We’ve helped many clients over the years rebrand or build a new brand from ground roots. Part and parcel of delivering a branding project is to produce a set of brand guidelines. Recently we’d completed the rebranding of a multi-million pound construction services business and presented the brand guidelines and for the first time the question was put to me, “what is this and what do we do with it?”
It got me thinking about brand guidelines as a concept, what are they and why you need them.
This is a set of brand standards, it sets out the style and how your brand works. Great brands are led by their brand values and the brand identity should reflect those qualities. Your brand guidelines should lay this out and also help tell the brand story so that your entire company is on the same page.
We always express how important consistency is when it comes to a brand and brand application. Consistency builds trust and ensuring that everyone is playing by the rules will protect your investment. A brand is a key business asset and should be treated as such.

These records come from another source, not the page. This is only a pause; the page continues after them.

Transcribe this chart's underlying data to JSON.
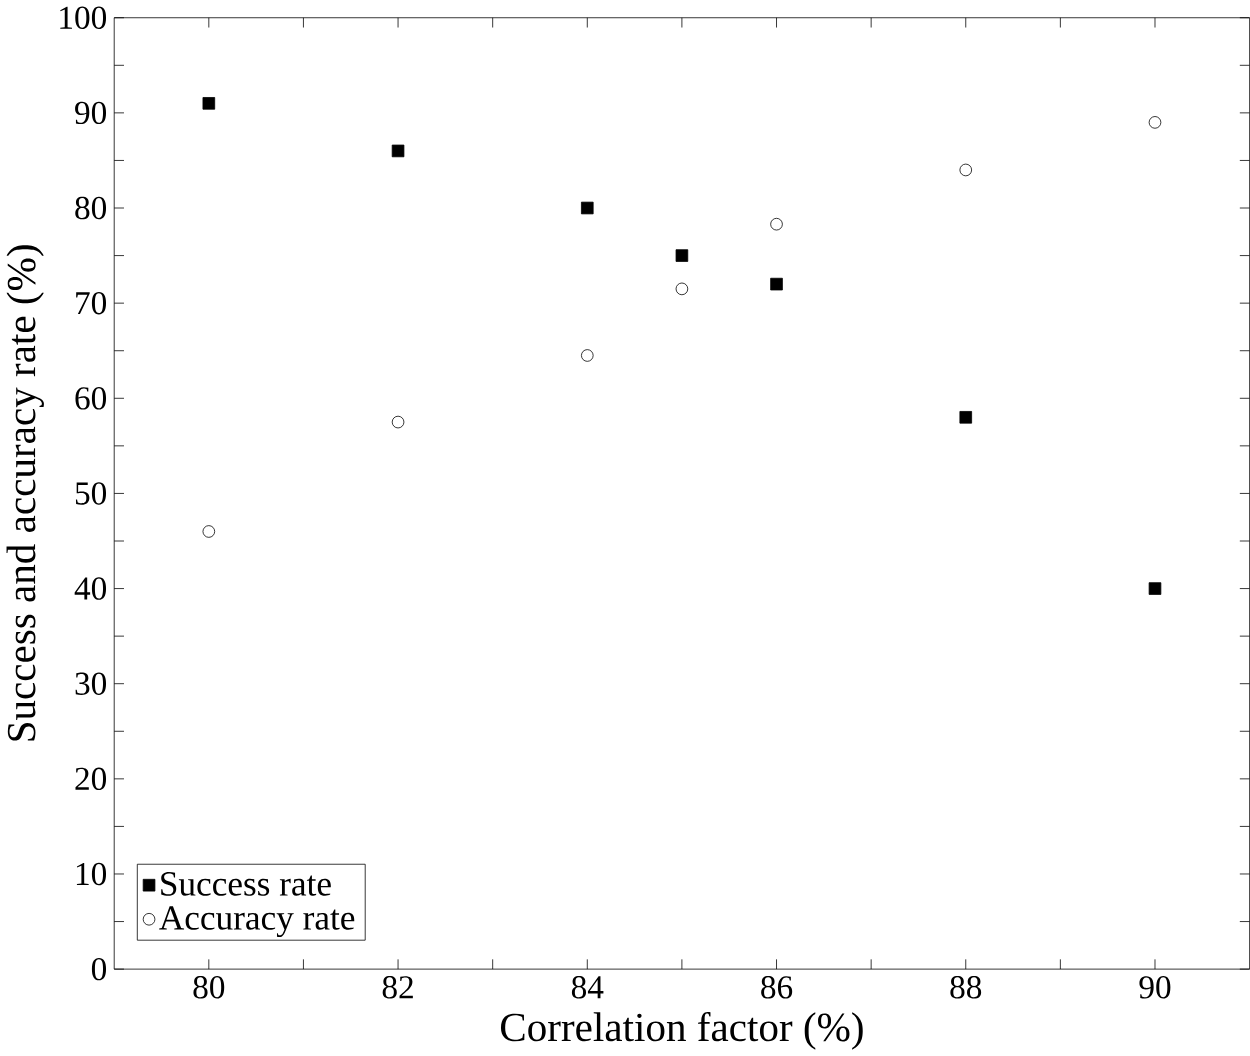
{
  "chart_data": {
    "type": "scatter",
    "xlabel": "Correlation factor (%)",
    "ylabel": "Success and accuracy rate (%)",
    "x": [
      80,
      82,
      84,
      85,
      86,
      88,
      90
    ],
    "series": [
      {
        "name": "Success rate",
        "color": "#000000",
        "marker": "square",
        "values": [
          91,
          86,
          80,
          75,
          72,
          58,
          40
        ]
      },
      {
        "name": "Accuracy rate",
        "color": "#000000",
        "marker": "circle",
        "values": [
          46,
          57.5,
          64.5,
          71.5,
          78.3,
          84,
          89
        ]
      }
    ],
    "xlim": [
      79,
      91
    ],
    "ylim": [
      0,
      100
    ],
    "xticks": [
      80,
      {
        "value": 81,
        "label": null
      },
      82,
      {
        "value": 83,
        "label": null
      },
      84,
      {
        "value": 85,
        "label": null
      },
      86,
      {
        "value": 87,
        "label": null
      },
      88,
      {
        "value": 89,
        "label": null
      },
      90
    ],
    "yticks": [
      0,
      {
        "value": 5,
        "label": null
      },
      10,
      {
        "value": 15,
        "label": null
      },
      20,
      {
        "value": 25,
        "label": null
      },
      30,
      {
        "value": 35,
        "label": null
      },
      40,
      {
        "value": 45,
        "label": null
      },
      50,
      {
        "value": 55,
        "label": null
      },
      60,
      {
        "value": 65,
        "label": null
      },
      70,
      {
        "value": 75,
        "label": null
      },
      80,
      {
        "value": 85,
        "label": null
      },
      90,
      {
        "value": 95,
        "label": null
      },
      100
    ],
    "grid": false,
    "legend": "bottom left"
  }
}
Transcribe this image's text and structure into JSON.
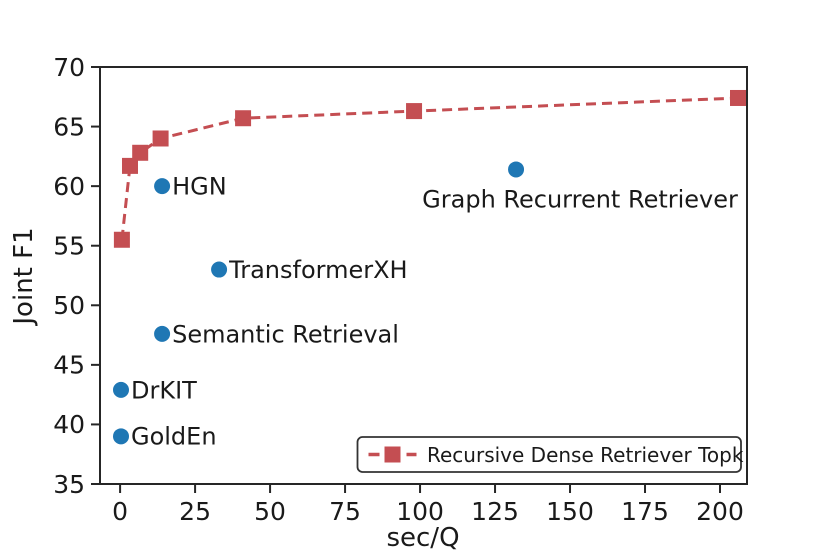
{
  "chart_data": {
    "type": "line",
    "title": "",
    "xlabel": "sec/Q",
    "ylabel": "Joint F1",
    "xlim": [
      -6.7,
      209
    ],
    "ylim": [
      35,
      70
    ],
    "x_ticks": [
      0,
      25,
      50,
      75,
      100,
      125,
      150,
      175,
      200
    ],
    "y_ticks": [
      35,
      40,
      45,
      50,
      55,
      60,
      65,
      70
    ],
    "grid": false,
    "legend_position": "lower right",
    "series": [
      {
        "name": "Recursive Dense Retriever Topk",
        "color": "#c44e52",
        "marker": "square",
        "linestyle": "dashed",
        "x": [
          0.6,
          3.3,
          6.7,
          13.5,
          41,
          98,
          206
        ],
        "y": [
          55.5,
          61.7,
          62.8,
          64.0,
          65.7,
          66.3,
          67.4
        ]
      }
    ],
    "scatter": {
      "color": "#1f77b4",
      "points": [
        {
          "label": "HGN",
          "x": 14,
          "y": 60.0,
          "label_pos": "right"
        },
        {
          "label": "TransformerXH",
          "x": 33,
          "y": 53.0,
          "label_pos": "right"
        },
        {
          "label": "Semantic Retrieval",
          "x": 14,
          "y": 47.6,
          "label_pos": "right"
        },
        {
          "label": "DrKIT",
          "x": 0.3,
          "y": 42.9,
          "label_pos": "right"
        },
        {
          "label": "GoldEn",
          "x": 0.3,
          "y": 39.0,
          "label_pos": "right"
        },
        {
          "label": "Graph Recurrent Retriever",
          "x": 132,
          "y": 61.4,
          "label_pos": "below"
        }
      ]
    },
    "legend": {
      "label": "Recursive Dense Retriever Topk"
    },
    "colors": {
      "spine": "#262626",
      "text": "#1a1a1a",
      "legend_border": "#333333"
    }
  }
}
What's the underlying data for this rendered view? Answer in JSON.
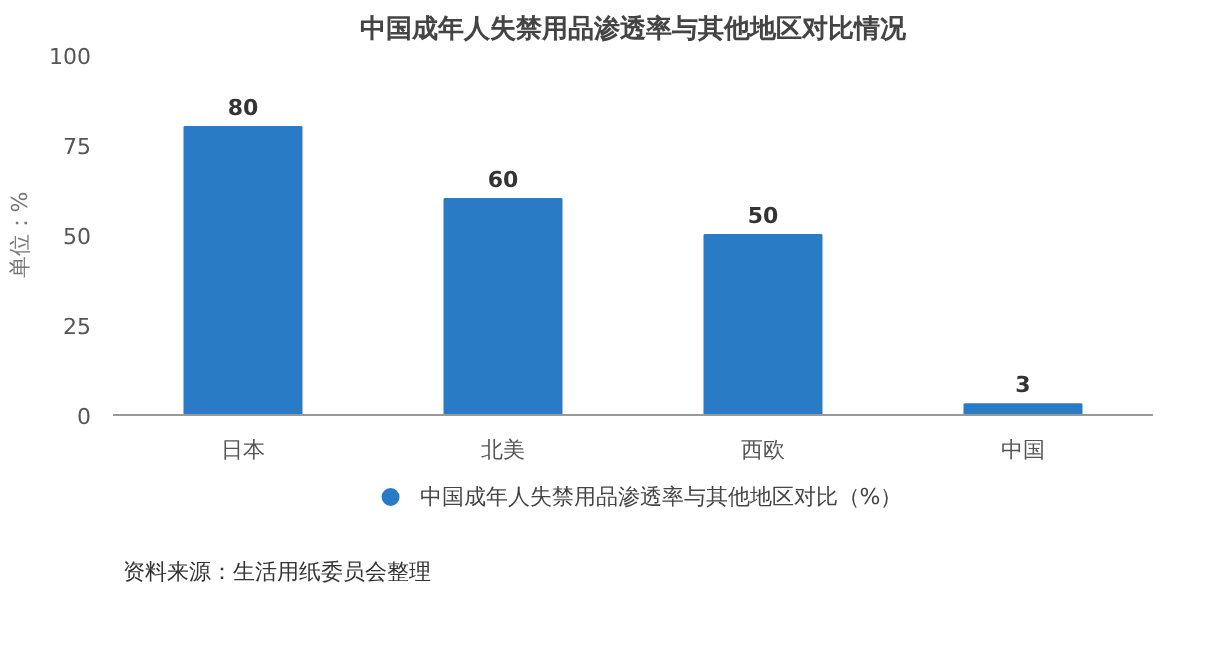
{
  "chart_data": {
    "type": "bar",
    "title": "中国成年人失禁用品渗透率与其他地区对比情况",
    "categories": [
      "日本",
      "北美",
      "西欧",
      "中国"
    ],
    "series": [
      {
        "name": "中国成年人失禁用品渗透率与其他地区对比（%）",
        "color": "#2a7bc6",
        "values": [
          80,
          60,
          50,
          3
        ]
      }
    ],
    "ylabel": "单位：%",
    "ylim": [
      0,
      100
    ],
    "yticks": [
      0,
      25,
      50,
      75,
      100
    ],
    "data_labels": true,
    "legend": "bottom",
    "grid": false,
    "annotations": [
      "资料来源：生活用纸委员会整理"
    ]
  }
}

What’s in a set of brand guidelines?
How detailed your brand guidelines are will depend on your brand and the particular brand applications that are required. Your brand guidelines should be tailored to you depending on who will be using them, the purpose of producing them, where and how people will use or reference it.
As a general rule, we include the following in a set of brand guidelines, give or take a few things:
- Introduction with company values or spirit
- Tone of voice and copywriting style
- The brand idea
- The brand identity, do’s and don’ts for logo usage
- Logo layout and structure
- Graphic devices
- Iconography and icon sets
- Typography and hierarchy
- Colour pallets
- Photography or image style
- Stationery, paper stocks
- Email signatures
- Social media
- Signage, way finding
- Car livery
- Contact details
How to use brand guidelines
Many of our clients have fed back to us and said that the brand guidelines have become a part of their induction process for new staff. It’s a guideline and discussion document to say this is how we look and this is how we interact with our customers. That’s priceless feedback and companies that have confidence in their brand can allow it to grow and thrive.
Brand guidelines should be used as a toolkit. Any visual communications should be replicated in the same vain as your guidelines to keep a consistent look and feel. Some brands have become so recognised and powerful that companies have trademarked colours, they do it for a reason so it’s really important to stick to your brand standards.
Brand guidelines aren’t set in stone
Remember to set regular reviews after the launch of your new brand. It’s important to see whether they are being followed, if there are any niggles with any particular area and address it. Reviews are important as brand guidelines aren’t set in stone. The business will grow, the market will change and as you use new mediums for visual communications, things will need to be added and updated on the brand guidelines.
In today’s world, brand guidelines aren’t restricted to look and feel. We have moving brands with visual idents that are alive, responsive and brand content is adaptive to where the communications are being consumed. From the outset, make sure that the brand and brand guidelines extend to all mediums and build a long-lasting brand that’s fit for purpose today and as the company grows.
When you rebrand, get the company involved early as team buy-in with branding will help ensure everyone follows the brand guidelines and become brand protectors.